# genkernel vs genkernel-next

## depontius

I'm a bit lazy, so I use genkernel, though I manually keep track of my own kernel configs.  I like clicking "Exit" out of xconfig, walk away, and when I get back my new kernel's done.

For systemd purposes genkernel-next recently came out.  I'm not using systemd, but I recognize that genkernel-next might well be the real upstream for genkernel, and am wondering if it's preferable to be there.

1 - Is genkernel-next really the upstream, as I'm wondering?

2 - Does genkernel-next work for non-systemd?

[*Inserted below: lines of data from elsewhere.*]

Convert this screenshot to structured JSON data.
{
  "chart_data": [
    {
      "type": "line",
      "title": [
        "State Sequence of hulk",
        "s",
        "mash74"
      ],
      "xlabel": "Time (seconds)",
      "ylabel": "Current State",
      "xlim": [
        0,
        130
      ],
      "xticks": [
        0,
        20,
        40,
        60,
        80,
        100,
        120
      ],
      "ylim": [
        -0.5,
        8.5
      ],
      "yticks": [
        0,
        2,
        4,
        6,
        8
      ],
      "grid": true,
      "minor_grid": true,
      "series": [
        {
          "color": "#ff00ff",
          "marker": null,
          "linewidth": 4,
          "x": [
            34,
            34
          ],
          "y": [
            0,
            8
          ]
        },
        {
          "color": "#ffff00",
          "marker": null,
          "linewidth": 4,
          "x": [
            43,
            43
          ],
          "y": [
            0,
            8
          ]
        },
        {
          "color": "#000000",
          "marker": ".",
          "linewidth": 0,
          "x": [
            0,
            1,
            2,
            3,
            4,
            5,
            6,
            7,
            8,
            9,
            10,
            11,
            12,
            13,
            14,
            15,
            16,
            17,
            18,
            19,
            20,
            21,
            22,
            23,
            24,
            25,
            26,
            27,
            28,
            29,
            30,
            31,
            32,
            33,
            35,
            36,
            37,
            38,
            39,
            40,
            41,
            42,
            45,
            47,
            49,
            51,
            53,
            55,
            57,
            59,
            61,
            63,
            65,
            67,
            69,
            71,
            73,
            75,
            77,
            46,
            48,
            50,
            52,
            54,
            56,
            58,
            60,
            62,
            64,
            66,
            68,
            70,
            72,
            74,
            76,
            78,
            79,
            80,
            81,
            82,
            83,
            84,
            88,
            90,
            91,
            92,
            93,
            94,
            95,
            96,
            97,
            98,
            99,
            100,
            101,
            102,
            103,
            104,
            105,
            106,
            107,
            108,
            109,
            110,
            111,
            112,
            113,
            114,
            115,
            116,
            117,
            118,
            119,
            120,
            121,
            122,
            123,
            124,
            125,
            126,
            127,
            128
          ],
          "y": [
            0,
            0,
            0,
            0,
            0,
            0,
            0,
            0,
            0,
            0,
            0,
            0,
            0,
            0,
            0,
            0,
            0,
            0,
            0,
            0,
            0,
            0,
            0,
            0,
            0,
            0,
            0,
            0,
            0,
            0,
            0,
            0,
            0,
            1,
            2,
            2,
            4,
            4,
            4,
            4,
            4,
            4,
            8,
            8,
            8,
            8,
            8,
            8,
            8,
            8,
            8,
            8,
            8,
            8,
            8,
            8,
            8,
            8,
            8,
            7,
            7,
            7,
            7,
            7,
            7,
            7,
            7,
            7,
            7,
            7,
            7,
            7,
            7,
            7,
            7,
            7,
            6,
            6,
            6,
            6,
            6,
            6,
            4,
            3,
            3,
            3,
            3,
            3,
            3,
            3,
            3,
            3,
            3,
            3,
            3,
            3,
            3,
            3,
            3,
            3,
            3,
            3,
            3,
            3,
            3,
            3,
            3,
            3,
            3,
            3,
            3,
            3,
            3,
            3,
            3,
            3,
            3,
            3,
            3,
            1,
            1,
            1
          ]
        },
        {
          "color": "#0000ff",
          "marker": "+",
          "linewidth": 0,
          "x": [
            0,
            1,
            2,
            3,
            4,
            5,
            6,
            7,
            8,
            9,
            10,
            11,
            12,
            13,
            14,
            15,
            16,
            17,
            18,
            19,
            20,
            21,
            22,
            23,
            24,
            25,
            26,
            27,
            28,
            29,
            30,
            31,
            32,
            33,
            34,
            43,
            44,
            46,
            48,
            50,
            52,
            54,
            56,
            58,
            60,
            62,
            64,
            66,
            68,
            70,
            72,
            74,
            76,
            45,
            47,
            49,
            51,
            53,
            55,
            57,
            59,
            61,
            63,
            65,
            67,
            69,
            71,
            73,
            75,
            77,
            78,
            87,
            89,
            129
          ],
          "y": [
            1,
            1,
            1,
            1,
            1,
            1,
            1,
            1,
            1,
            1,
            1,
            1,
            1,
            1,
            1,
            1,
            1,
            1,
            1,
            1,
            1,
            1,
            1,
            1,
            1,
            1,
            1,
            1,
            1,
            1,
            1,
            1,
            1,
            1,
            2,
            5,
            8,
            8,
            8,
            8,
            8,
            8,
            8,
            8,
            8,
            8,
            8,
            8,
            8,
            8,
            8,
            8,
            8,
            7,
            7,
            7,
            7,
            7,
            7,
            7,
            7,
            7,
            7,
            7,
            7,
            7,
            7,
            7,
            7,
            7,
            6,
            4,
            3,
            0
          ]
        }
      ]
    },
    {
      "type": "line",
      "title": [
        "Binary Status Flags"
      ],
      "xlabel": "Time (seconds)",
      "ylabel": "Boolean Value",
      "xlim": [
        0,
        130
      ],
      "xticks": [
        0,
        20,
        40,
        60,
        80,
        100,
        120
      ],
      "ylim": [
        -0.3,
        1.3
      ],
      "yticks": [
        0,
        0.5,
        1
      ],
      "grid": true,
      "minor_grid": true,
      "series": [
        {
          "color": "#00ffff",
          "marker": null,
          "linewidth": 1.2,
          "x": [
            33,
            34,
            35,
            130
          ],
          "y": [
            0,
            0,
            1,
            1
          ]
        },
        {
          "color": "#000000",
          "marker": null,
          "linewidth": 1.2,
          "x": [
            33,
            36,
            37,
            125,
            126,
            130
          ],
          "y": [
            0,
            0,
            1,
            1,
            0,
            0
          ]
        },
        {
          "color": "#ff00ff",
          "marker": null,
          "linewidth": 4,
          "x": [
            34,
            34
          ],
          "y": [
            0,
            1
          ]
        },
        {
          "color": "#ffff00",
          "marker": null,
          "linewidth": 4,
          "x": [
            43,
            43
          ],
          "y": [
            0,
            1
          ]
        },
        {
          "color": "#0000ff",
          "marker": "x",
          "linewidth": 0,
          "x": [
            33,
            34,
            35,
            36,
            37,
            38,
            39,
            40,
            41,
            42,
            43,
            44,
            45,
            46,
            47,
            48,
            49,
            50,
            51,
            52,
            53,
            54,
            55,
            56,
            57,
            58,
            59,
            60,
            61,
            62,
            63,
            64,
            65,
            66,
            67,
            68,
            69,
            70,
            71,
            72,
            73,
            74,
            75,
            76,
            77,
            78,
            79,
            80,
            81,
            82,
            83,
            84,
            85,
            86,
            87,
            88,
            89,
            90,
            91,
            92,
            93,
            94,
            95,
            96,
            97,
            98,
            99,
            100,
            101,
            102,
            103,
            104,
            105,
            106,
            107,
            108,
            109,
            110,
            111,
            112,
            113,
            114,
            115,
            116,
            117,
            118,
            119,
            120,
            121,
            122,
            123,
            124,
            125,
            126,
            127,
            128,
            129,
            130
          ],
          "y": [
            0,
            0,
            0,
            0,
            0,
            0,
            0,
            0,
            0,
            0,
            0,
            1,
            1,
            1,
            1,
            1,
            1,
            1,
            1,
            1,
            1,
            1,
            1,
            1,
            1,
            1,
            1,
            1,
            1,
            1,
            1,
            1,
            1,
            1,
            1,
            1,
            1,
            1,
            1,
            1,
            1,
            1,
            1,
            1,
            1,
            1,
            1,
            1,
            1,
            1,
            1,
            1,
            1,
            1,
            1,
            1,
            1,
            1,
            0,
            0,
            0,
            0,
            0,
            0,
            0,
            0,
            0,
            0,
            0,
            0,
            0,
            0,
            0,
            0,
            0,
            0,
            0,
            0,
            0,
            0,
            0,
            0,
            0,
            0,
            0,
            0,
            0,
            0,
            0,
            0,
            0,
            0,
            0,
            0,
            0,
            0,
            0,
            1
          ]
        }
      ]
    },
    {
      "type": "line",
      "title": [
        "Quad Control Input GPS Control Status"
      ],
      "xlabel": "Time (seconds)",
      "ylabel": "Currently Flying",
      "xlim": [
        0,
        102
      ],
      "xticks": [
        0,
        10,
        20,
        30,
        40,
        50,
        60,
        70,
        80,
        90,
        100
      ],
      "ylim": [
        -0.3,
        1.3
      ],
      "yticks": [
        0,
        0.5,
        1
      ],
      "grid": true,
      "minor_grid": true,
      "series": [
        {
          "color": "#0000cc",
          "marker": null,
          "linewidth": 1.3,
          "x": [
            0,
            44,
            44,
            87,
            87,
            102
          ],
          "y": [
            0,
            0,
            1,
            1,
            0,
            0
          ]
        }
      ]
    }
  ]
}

3 - If the answer to #1 is True and #2 is False, does that mean that it's time for me to think about moving off of genkernel and back to manually running kernel builds?

----------

## John R. Graham

Just answering #2: genkernel-next certainly does work for non-systemd systems. I've been using it since January with no systemd in the house.  :Wink: 

- John

----------

## mv

 *depontius wrote:*   

> I like clicking "Exit" out of xconfig, walk away, and when I get back my new kernel's done

 

If you don't need an initrd or other fancy stuff but just use it to build and install the kernel, you might want to try sys-kernel/kernel from the mv overlay (which essentially is just a wrapper for basic commands with the important part being to drop the permissions in between). Or you can easily roll your own script, of course.

----------

## depontius

 *John R. Graham wrote:*   

> Just answering #2: genkernel-next certainly does work for non-systemd systems. I've been using it since January with no systemd in the house. 
> 
> - John

 

At the moment I'm struggling to get a new system to boot with UEFI, and I don't think I'm going to mess with the rest of the formula quite yet.  OTOH, once I do have the new system running the "emergency system" I'm using now will be ripe to try this out on.  Then if it's successful there I can look at moving the other systems.

----------

## depontius

 *mv wrote:*   

>  *depontius wrote:*   I like clicking "Exit" out of xconfig, walk away, and when I get back my new kernel's done 
> 
> If you don't need an initrd or other fancy stuff but just use it to build and install the kernel, you might want to try sys-kernel/kernel from the mv overlay (which essentially is just a wrapper for basic commands with the important part being to drop the permissions in between). Or you can easily roll your own script, of course.

 

So far I've been using an initrd out of laziness.  At one point I had a kernel that wouldn't boot without, and it was just easier to add the initrd to grub than to debug it.  But now that I'm starting to fiddle with booting UEFI, it seems to take everything that grub did simply and make it more complex, including the initrd.  Also out of laziness it was easier to pick up genkernel than to script through it.  I may take a look at yours, presuming I move away from initrd.

----------